Earlier this week, I spent a few days in Washington, D.C. The Capitol Hill buzz is that as Election Day draws closer, the Democrats are closing the gap against the Republicans. The suggestion is that the Democratic Congressional wipeout may not be as bad as earlier feared.
I don't believe the spin. Democrats control Washington and have a sympathetic press to deliver their hopeful message. The election boils down to two simple questions: Why would the electorate vote for an incumbent? And doesn't almost any challenger look better than the incumbent?
Most voters, I'll wager, share my own attitude, which is dismissive of all the slings and arrows thrown against Republican challengers. For example, in Nevada, Senate Majority Leader Harry Reid's camp is having a tough time selling the allegation that Sharron Angle is "extreme." Going into the final days, Angle maintains a several-point lead over Reid.

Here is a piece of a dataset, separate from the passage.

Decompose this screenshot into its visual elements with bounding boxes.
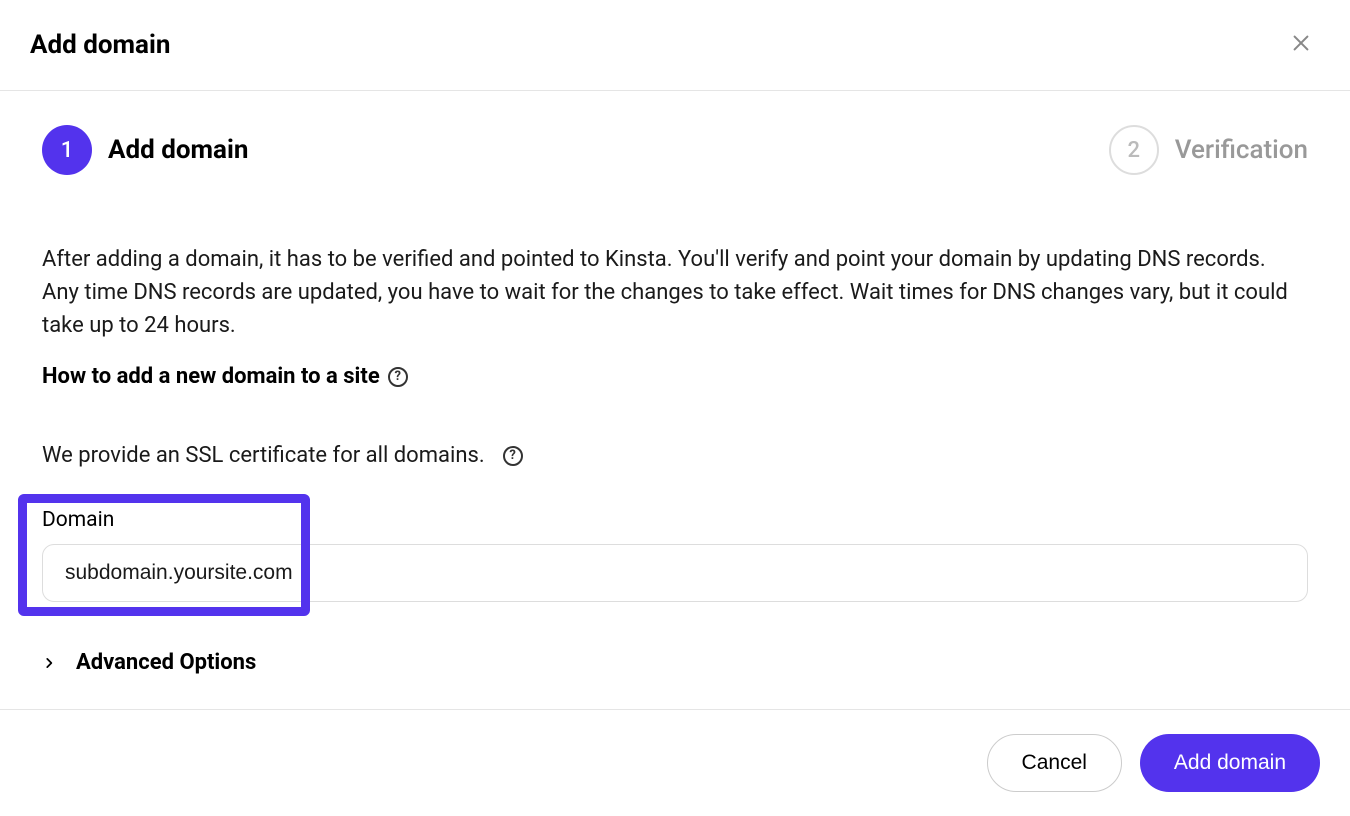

If I lived in Delaware, I'd vote for Christine O'Donnell for Senate whether she practiced voodoo in her kitchen or not. O'Donnell's opponent is lawyer Chris Coons. Since the 60 lawyers who run the U.S. Senate have done a poor job, I favor trying someone new like O'Donnell. Who knows? Maybe the witchcraft that Democrats claim O'Donnell experimented with is the answer.
In Pennsylvania, where I do live, voters finally got rid of 40-year career politician Arlen Specter, who despite his tenure as both a Republican and a Democrat had no significant Congressional successes to point to.
Several House Democrats are so afraid of being swept out that they have started to campaign vigorously on the promise to remove Speaker Nancy Pelosi if voters return them to office. Two of the most recent on the anti-Pelosi bandwagon are Peter DeFazio (D-OR) and Jim Marshall (D-GA).
One Congressional Democrat who may not go back to Washington is California's 11th District's Jerry McNerney, who is locked in a tight race against Republican David Harmer.
Just four years ago, McNerney, then a virtual unknown, ousted Republican Richard Pombo. One of voters' concerns that ultimately dragged Pombo down was that he had lost touch with his constituents.
If Pombo was out of touch with his constituents, the same can be said about McNerney, who has supported all the legislation that voters opposed, including George Bush's TARP, Barack Obama's stimulus packages and Obamacare.
McNerney, who attended West Point for two years and whose son is in the armed forces, also supports the controversial Afghanistan War. If voters are weary of the Obama/ Reid/ Pelosi leadership style, then, by extension, they're tired of McNerney, too. McNerney's voting record indicates that he's been a faithful White House ally.
Analyzing the San Joaquin Valley, it's hard to make a case for reelecting McNerney. Up and down the valley, unemployment ranges from 15 to 20 percent, and the foreclosure rates are among the nation's top 10.
Voters are demanding more of their representatives, and finally waking up to the "throw him out" philosophy that is long-overdue.
Pombo, for example, tried to resurrect his career during the June primary when he ran in the 19th Congressional District to fill retiring Republican George Radanovich's seat. But even a different district didn't help Pombo. Getting only 21 percent of the vote, Pombo finished a distant third.
Harmer's biography isn't that comforting, either. What's best about Harmer's resume is that he's not a Democratic incumbent. However, he's a lawyer, twice defeated in earlier Congressional bids, and a former banking executive at Washington Mutual, sold to JPMorgan Chase during the 2008 bailout.
Voters are looking for someone who will make a difference. They know McNerney hasn't been able to. If Harmer doesn't either, he'll be out of Washington by 2012.